As a father now, how do you approach parenting, given your upbringing?
In my generation, our parents, especially fathers, were just not around a lot, physically or emotionally. Now, there's this flip where parents are overly involved in everything. Their kid can do no wrong. It's the teacher’s fault, the coach’s fault. We've gone to the other end of the spectrum. I try to find somewhere in the middle. I’m considered extremely strict, but I think I’m just being a responsible parent and not letting the inmates run the asylum. I just want to make sure they're good humans when they grow up. But I have had to swing back a little bit and say: You can still have fun with them, hang out with them and laugh with them.
You’ve been open about your hair — a hair transplant that didn’t work, and then getting a hairpiece, even polling fans on Instagram. Why was it important to talk about?
I like to humanize myself. I also knew I was balding. If I just showed up one day with this hair, people who knew me would say, “What the hell is going on?” It would be the elephant in the room. Why not bring people in? There are many people — men and women — who are dealing with baldness and trying to figure out what to do. Why not be honest about it? I can’t tell you how many messages I’ve gotten from people saying, “Thank you. I'm gonna be brave and do it.” This is a disease. It’s not our fault. If it makes you feel better, do it.
In this phase of your life, post-retirement, how do you define success?
I had been in constant search of peace. Success now is being at peace. When my kids are healthy and happy, my relationship with my wife is good, I’m exercising and I feel wanted professionally — people asking me to speak or broadcast the World Cup on Fox this summer — all of that feels good to me.

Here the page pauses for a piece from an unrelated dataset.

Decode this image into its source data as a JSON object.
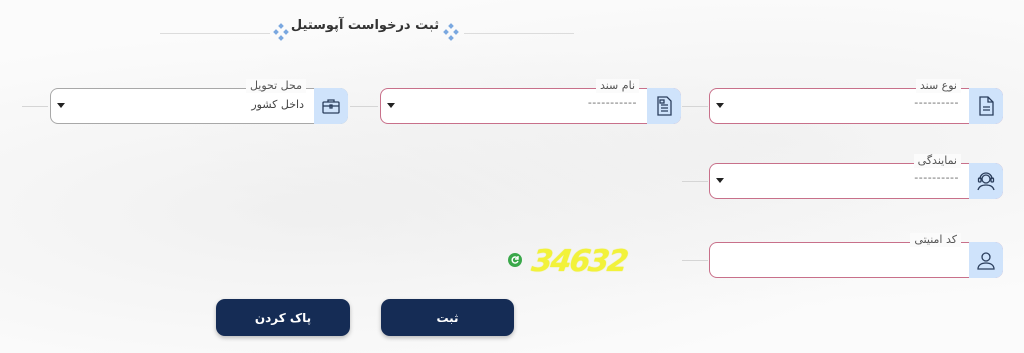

The last piece is figuring out what I’ll do professionally that will bring me pride. I've started to hone in on this and my next venture will be helping change youth soccer. Youth sports are a kind of nightmare in this country — a cultural problem driven by the obsession with winning and having your child be the best. It ties back to our parenting. I'm going to put a lot of energy into that.
This interview has been edited for length and clarity.